さすがに板はOLINではないが、昔のMARKシリーズのデザインでカービングスキーが出たら、迷わず買うであろう。
これまた余談だが、1981年公開でケン・ウォール主演の「ザ・ソルジャー」(The Soldier)は主人公のスパイがロジャー・ムーアのボンドとほぼ同じファッションで登場する。
「ユア・アイズ・オンリー」より製作が1年ほど遅いので、何らかの影響を与えたのであろうか?
主役が手にしているスキーは赤の「OLIN MARK Ⅳ」。
ボンドの「MARK Ⅵ」よりグレードが低いのは予算の都合か??
スキーチェイスはまさに過去のボンド映画のモノマネ。ジャンプしてヘリコプターターンを切りながらマシンガンで敵をやっつける(笑)
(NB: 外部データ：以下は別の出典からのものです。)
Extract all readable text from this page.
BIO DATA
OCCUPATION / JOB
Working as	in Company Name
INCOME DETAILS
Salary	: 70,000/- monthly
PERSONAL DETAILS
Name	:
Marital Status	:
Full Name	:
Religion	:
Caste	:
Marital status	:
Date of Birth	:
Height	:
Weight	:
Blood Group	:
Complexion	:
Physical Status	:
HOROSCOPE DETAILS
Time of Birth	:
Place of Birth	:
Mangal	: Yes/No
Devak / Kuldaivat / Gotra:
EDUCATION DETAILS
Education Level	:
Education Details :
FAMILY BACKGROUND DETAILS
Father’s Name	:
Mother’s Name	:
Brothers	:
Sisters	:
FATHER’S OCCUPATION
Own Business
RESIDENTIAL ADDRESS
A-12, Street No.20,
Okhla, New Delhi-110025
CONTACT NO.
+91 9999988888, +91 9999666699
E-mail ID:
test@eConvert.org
B級アクション映画なのだが、なかなかよくできており、悪役の怪優クラウス・キンスキー(ナスターシャ・キンスキーの父親)の存在感があった。
左は「私を愛したスパイ」のロジャー・ムーア。
このスキーアクションも当時は随分話題になった。子供の頃は興奮したが、今見るとちょっと・・・ ボンドが「ムーンサルト」ばりのバックジャンプを決め、最後にユニオンジャックのパラシュートとは・・・
この映画で使われたスキーは、白いロシニョール。先端のマークしか映っていないのでモデルは不明だ。
右は「ワールド・イズ・ノット・イナフ」でのピアース・ブロスナン。
この映画は、個人的にはあまり心に残っていないので特にコメントはない。